SODs play a major role in mitigating radiation-induced ROS-mediated signaling and damage [29,30,51,70,71]. In 1987, radioprotection was observed in mice treated with intravenously administered SOD [72]. Soon after, SOD1 (orgotein) was shown to be clinically effective in treating RITs associated with head and neck radiation [73] and late toxicities in patients receiving pelvic irradiation [74]. Gene therapy using SOD2 plasmid/liposomes also protected mice from radiation-induced esophagitis [75]. More recently, a SOD mimetic (avasopasem manganese) effectively reduced the incidence and duration of severe ROM in patients being treated for oral and oropharyngeal cancers [76]. Avasopasem is currently in a large phase 3 ROM trial (NCT03689712) and a smaller phase 2 trial for radiation esophagitis (NCT04225026).
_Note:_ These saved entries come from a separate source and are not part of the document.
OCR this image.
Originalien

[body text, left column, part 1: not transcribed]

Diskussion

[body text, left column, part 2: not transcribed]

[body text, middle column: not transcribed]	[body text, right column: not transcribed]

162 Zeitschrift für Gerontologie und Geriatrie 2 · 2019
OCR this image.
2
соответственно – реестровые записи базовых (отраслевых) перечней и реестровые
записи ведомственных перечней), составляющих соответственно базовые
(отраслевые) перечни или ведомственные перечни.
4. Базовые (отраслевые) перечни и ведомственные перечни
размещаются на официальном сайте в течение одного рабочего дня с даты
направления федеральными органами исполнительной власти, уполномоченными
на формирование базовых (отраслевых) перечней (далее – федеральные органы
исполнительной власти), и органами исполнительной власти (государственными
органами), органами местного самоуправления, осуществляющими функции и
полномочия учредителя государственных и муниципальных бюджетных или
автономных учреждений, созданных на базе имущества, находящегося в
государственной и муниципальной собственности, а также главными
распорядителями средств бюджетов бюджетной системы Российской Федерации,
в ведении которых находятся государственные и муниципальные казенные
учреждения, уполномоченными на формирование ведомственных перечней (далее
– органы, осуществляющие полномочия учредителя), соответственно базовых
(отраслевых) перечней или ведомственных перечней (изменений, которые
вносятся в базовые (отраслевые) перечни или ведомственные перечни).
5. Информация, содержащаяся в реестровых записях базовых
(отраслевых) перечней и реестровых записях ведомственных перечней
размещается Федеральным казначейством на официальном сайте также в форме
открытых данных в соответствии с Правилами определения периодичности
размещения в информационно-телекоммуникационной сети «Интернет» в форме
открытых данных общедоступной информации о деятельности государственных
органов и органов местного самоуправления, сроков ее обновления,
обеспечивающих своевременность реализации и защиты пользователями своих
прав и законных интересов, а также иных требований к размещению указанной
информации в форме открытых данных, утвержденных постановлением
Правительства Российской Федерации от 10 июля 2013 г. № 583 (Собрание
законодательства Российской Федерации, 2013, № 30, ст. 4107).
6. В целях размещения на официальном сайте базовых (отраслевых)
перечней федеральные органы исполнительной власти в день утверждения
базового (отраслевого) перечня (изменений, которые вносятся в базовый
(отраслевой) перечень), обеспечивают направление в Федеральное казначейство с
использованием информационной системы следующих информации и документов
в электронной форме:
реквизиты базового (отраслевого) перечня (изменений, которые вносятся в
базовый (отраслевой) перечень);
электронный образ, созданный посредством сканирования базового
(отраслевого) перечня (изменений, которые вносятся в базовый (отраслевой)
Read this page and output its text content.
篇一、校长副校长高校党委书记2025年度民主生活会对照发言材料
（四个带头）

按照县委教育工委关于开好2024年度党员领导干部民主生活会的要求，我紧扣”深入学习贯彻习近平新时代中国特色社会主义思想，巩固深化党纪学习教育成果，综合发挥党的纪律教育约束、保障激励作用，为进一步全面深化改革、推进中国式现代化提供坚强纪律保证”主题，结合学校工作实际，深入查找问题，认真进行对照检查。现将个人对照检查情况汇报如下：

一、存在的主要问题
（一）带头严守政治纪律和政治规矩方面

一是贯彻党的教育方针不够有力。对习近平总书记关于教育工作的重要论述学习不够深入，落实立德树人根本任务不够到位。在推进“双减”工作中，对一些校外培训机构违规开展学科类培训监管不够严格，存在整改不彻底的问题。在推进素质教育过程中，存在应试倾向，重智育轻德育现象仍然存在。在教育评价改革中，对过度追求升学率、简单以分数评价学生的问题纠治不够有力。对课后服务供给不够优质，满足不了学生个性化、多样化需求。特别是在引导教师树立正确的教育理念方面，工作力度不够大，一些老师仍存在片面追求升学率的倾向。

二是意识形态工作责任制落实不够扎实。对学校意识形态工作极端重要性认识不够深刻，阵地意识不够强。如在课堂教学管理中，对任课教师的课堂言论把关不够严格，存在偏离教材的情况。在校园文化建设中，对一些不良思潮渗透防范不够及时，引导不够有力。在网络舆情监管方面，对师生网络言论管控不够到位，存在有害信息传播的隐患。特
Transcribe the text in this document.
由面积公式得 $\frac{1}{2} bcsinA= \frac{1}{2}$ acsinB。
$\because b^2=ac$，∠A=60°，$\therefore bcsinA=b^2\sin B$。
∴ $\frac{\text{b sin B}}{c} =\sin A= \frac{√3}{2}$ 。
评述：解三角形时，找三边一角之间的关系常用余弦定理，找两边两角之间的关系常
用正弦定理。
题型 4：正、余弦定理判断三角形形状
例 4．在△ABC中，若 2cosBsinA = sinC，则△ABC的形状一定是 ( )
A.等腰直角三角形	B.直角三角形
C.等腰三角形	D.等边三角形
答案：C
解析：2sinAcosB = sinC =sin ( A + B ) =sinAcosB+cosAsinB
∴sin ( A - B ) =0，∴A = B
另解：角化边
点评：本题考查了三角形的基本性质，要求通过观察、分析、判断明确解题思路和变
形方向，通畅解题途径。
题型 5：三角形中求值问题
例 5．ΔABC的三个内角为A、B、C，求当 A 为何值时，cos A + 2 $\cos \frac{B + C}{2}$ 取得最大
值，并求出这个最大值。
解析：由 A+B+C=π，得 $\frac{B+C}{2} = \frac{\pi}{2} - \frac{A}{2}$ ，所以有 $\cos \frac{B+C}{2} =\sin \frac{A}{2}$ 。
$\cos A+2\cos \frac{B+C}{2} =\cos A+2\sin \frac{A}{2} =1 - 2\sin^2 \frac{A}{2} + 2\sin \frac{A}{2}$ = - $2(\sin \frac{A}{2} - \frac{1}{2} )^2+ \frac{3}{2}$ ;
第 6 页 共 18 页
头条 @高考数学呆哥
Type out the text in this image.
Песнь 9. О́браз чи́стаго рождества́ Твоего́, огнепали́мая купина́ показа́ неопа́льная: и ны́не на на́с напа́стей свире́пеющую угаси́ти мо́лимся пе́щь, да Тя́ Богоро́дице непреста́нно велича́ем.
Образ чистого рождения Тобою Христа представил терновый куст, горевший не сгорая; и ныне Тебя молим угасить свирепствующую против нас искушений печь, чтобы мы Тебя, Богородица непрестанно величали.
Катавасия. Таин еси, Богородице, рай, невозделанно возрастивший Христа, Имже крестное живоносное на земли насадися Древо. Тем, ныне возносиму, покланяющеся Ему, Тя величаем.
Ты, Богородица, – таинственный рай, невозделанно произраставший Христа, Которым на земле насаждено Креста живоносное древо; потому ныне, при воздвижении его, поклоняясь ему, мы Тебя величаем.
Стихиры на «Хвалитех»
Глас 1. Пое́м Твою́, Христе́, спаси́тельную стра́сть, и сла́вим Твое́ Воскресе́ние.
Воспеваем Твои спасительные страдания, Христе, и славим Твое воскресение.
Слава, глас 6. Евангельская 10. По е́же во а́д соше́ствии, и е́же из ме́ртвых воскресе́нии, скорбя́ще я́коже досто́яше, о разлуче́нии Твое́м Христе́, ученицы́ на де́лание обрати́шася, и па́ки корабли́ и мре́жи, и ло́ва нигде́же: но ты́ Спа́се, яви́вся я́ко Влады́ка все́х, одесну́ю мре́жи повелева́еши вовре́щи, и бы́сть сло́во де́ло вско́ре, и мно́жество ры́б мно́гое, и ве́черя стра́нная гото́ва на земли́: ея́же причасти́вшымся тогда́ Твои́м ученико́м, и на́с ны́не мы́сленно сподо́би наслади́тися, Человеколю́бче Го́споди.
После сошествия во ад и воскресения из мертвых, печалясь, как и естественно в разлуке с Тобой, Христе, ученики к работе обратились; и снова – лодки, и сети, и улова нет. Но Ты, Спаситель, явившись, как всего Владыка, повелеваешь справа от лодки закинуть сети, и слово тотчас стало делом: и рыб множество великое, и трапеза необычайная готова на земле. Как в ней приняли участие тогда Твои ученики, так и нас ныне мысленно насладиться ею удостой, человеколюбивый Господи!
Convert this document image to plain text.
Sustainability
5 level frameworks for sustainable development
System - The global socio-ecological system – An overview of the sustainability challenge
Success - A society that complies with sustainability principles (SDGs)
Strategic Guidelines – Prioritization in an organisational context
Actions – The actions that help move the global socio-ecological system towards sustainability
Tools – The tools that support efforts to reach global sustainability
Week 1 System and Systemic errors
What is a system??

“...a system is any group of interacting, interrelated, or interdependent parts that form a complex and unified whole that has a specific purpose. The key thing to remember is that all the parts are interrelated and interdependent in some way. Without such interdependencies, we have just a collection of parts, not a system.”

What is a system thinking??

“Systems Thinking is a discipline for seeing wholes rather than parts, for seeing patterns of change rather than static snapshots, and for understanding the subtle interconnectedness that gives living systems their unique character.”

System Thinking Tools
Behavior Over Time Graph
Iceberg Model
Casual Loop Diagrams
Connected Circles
The final approach aims to optimize internal ROS defenses by provoking Nrf2 activation [77,78,79,80]. While ROS intervention has demonstrable importance as an interventional target, other related targets early in the ROM biological cascade (innate immune modifiers and NF-κB) may also be impactful [81, 82].

Conclusion

RITs such as ROM have two distinct, but interactive pathways, immediate/direct and indirect. An effective management strategy must consider both optimal drug targets and dosing schedules. A treatment which maximally attenuates the indirect pathway and acts at a key “chokepoint” is likely to favorably impact the severity, incidence, and course of ROM without negatively impacting tumor response.

There is no FDA approved drug therapy to mitigate ROM in HNC patients. RITs, including ROM, remain common, create suffering for patients, threaten optimum cancer therapy, drain healthcare resources, and share pathogenesis components and sequences. Thus, a mechanistic understanding of ROM’s pathogenesis is critical to successful development of therapeutic interventions.